The main topic during the 11-day conference, involving at least 100 government ministers, is expected to be the ratification and implementation of the 1997 Kyoto Agreement on the reduction of greenhouse gas production.
Preparations are also on the agenda for the sixth climate conference, scheduled for the end of next year or the start of 2001 in The Hague.
Details of how emissions can be measured and regulated, once the broad principles of the Kyoto Agreement are accepted, will be decided upon only at that stage.
Opening the conference, the German Chancellor, Mr Gerhard Schroder, surprised experts by calling for nations to implement the pact by 2002.
"No other environmental problem poises such a threat to all of humanity," Mr Schroder said. "The Kyoto Protocol must be put into force as soon as possible, by the latest in 2002."

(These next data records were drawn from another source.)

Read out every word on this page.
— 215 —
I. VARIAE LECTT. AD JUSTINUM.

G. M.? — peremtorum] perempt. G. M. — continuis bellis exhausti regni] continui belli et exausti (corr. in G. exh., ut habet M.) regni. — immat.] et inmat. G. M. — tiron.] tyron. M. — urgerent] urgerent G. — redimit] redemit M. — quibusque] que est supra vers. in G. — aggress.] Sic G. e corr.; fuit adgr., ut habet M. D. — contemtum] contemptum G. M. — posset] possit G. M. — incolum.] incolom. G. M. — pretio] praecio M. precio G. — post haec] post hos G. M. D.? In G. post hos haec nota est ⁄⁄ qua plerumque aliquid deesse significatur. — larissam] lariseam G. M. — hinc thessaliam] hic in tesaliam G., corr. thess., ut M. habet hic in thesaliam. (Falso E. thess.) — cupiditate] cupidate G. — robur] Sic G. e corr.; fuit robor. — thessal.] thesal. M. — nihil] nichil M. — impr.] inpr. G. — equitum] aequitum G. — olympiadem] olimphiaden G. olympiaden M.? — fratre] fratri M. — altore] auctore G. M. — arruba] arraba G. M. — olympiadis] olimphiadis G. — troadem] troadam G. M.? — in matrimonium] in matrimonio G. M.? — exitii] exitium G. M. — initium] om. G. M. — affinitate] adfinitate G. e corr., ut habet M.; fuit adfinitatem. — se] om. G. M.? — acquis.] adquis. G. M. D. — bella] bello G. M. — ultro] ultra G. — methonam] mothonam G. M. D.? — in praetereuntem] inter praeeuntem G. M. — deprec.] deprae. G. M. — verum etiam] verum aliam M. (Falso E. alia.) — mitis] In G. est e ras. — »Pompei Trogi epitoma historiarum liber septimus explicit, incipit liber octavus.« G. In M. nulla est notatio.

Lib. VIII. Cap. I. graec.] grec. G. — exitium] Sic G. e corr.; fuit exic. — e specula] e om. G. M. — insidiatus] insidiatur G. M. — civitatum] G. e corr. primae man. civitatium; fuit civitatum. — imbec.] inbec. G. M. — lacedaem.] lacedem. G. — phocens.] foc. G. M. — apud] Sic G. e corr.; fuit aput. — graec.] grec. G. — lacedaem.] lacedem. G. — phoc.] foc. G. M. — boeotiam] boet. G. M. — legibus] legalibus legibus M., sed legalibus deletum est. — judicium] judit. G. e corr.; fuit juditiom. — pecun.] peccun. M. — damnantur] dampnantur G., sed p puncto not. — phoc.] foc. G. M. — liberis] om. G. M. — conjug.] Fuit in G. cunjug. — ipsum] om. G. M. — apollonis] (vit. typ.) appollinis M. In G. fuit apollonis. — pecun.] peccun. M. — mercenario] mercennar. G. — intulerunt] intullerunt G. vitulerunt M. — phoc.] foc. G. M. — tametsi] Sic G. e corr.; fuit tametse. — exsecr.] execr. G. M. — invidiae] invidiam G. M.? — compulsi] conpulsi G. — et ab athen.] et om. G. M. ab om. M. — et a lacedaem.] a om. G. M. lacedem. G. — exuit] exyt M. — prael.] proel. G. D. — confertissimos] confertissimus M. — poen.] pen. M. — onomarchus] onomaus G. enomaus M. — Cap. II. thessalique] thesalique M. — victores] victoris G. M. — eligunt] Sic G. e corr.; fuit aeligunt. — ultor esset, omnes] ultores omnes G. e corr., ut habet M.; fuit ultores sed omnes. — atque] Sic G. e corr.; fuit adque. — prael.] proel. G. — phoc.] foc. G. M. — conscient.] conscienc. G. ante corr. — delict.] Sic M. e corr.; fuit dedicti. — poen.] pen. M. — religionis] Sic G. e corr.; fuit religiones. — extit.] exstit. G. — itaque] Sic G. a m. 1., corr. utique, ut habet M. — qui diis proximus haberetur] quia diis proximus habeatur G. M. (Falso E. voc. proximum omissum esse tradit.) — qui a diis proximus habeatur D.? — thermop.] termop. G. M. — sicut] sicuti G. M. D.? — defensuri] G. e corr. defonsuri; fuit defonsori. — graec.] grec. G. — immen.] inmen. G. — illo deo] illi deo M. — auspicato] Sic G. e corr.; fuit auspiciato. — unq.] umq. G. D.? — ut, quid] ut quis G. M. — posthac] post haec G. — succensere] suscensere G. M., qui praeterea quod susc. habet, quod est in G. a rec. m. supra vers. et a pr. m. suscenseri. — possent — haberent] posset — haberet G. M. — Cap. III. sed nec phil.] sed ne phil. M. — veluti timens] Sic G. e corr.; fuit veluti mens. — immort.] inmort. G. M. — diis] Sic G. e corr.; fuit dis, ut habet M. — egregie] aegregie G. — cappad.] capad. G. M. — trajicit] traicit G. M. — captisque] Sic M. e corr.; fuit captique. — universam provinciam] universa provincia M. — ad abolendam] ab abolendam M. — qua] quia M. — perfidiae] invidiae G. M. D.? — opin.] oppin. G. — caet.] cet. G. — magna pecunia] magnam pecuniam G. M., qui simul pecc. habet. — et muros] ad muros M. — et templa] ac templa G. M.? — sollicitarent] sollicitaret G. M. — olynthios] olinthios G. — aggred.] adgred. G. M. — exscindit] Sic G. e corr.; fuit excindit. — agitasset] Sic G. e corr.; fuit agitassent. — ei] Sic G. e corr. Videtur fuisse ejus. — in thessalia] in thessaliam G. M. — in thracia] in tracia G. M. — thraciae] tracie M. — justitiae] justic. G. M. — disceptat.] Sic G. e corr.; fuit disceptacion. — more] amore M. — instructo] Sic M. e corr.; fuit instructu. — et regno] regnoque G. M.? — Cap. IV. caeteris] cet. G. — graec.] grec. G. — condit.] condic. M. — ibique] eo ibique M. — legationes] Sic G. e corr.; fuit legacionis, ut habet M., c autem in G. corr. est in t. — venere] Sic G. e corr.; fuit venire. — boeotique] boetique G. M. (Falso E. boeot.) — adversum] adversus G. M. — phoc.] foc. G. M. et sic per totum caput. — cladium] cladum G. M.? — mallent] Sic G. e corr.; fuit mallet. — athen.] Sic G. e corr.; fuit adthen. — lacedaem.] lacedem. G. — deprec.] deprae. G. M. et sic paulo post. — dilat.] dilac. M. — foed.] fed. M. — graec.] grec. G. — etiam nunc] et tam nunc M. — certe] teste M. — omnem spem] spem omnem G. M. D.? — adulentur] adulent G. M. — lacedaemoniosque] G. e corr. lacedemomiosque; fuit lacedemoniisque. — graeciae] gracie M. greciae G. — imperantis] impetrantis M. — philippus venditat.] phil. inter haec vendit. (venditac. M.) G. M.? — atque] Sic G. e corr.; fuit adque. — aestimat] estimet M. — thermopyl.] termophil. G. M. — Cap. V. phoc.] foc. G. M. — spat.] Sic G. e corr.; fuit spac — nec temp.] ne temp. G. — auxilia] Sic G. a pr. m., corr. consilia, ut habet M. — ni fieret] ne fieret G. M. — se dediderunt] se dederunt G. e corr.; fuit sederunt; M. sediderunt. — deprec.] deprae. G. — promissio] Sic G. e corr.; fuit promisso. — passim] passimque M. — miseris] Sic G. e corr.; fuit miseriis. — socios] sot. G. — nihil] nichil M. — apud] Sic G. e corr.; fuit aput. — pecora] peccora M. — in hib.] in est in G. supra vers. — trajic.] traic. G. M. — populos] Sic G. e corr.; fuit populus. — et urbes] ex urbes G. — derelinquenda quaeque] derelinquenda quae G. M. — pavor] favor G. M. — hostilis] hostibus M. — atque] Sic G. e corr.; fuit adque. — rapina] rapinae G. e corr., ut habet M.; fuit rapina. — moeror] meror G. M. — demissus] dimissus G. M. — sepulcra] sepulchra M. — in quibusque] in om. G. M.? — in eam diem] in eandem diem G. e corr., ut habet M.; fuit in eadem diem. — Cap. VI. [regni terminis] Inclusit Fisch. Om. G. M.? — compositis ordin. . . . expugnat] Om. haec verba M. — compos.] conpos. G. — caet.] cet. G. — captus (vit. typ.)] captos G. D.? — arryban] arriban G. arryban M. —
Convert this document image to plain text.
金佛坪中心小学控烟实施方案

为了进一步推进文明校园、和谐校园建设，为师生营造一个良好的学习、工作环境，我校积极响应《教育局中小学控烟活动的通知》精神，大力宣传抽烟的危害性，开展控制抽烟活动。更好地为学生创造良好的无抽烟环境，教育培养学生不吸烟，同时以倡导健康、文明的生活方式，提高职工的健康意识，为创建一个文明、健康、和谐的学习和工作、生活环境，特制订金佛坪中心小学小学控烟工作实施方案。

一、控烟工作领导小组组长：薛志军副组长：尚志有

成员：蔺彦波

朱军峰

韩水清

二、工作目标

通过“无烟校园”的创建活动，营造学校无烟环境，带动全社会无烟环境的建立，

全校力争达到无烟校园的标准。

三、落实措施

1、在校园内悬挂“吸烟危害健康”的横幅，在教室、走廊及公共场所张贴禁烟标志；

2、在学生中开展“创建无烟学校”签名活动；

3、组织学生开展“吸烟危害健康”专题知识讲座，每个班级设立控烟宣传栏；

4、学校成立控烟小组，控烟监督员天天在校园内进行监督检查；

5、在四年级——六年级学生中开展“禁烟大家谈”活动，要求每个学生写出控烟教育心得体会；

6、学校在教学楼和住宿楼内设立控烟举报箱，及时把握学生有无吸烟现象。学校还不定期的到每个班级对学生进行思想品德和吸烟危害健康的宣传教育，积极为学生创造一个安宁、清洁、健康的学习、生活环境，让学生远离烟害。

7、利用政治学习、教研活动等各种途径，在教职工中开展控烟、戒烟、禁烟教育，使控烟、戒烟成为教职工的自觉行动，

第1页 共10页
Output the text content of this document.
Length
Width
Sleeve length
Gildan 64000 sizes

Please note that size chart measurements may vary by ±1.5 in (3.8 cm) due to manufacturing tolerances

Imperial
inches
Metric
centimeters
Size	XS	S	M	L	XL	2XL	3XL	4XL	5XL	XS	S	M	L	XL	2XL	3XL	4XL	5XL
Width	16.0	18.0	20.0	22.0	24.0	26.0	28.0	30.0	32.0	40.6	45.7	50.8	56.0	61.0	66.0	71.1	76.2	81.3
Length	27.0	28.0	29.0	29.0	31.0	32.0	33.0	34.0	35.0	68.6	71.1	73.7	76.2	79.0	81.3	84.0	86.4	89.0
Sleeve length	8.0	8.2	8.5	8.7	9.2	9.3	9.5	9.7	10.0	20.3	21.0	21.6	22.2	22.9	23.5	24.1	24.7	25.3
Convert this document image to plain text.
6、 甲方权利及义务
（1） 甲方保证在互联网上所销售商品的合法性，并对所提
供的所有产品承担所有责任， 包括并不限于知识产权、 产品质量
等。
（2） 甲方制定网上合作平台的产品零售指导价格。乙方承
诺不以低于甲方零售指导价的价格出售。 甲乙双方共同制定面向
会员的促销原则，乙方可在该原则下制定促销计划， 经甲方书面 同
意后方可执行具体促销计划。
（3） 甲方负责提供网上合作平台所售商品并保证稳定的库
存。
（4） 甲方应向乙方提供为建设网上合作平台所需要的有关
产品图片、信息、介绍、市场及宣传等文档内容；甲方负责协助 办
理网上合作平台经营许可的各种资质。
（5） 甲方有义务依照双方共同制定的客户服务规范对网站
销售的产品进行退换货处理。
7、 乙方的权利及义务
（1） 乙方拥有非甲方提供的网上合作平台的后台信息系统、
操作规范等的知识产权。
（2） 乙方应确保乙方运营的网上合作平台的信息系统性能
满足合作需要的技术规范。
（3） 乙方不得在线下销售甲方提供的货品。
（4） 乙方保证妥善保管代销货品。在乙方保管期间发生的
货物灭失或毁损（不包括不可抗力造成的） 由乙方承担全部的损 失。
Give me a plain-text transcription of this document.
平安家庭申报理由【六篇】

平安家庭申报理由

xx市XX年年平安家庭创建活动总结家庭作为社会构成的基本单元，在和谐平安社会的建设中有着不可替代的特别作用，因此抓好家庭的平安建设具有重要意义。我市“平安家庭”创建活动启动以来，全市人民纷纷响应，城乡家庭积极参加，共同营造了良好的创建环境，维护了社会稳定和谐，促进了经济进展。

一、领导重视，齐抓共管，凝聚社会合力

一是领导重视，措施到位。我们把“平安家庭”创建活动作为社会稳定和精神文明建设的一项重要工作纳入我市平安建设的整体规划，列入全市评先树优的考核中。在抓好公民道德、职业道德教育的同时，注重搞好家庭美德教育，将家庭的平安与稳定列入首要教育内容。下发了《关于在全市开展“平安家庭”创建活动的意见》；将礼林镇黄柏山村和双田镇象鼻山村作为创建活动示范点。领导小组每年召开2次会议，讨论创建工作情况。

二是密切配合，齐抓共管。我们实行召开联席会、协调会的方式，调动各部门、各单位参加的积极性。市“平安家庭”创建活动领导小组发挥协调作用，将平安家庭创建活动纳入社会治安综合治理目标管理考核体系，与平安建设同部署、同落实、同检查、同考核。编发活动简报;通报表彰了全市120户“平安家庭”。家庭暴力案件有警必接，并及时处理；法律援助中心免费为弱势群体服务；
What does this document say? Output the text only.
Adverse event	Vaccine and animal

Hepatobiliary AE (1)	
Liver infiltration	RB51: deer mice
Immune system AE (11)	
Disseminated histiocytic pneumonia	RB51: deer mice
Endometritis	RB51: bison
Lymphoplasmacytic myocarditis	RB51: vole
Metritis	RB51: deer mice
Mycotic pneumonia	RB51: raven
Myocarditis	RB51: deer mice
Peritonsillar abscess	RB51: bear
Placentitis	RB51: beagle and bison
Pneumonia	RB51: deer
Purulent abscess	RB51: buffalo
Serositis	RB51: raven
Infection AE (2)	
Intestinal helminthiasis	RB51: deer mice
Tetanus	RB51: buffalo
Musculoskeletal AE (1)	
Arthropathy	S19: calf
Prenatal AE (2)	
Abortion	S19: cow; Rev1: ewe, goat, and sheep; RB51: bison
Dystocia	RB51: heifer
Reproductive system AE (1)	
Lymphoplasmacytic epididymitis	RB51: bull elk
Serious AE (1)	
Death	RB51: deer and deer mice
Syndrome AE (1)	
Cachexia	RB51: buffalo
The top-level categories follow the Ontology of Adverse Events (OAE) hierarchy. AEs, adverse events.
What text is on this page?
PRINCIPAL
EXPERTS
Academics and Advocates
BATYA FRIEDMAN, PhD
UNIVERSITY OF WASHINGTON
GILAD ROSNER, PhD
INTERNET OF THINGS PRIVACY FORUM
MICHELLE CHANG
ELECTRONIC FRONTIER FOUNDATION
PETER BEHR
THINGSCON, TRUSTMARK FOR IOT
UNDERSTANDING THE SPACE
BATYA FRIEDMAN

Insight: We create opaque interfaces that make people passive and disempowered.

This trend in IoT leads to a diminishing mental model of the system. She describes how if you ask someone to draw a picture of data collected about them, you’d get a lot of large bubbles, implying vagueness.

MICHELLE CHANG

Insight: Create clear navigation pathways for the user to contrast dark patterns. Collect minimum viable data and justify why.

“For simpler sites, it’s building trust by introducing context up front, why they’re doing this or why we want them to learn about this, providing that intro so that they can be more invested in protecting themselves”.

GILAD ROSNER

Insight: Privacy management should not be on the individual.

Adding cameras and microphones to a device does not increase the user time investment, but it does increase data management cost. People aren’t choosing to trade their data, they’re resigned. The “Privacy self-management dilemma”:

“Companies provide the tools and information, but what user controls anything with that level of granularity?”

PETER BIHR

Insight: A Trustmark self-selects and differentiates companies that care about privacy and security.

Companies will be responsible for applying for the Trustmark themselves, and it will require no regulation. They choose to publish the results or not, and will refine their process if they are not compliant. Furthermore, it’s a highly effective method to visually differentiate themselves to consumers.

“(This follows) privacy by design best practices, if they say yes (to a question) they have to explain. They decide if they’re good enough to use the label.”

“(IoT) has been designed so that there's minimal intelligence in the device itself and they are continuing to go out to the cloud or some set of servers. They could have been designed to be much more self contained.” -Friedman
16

The German Environment Minister, Mr Jurgen Trittin, said the future of the Hague conference depended on substantial steps forward being taken in Bonn.
One sticking point is the US proposal to allow the unlimited purchase of pollution "credits" from other nations, whereas the EU seeks a limit on such credits.
The credits would allow heavily polluting nations such as the US to buy flexibility in reaching their emissions targets from those that fulfil their targets - such as Russia, which won a high limit in earlier talks.
Until now, no large industrialised nation has ratified the agreement, despite the urging of environmental groups such as Greenpeace. In a written introduction to the conference, the UN Secretary General, Mr Kofi Annan, appealed to the industrialised nations to honour the Kyoto Agreement.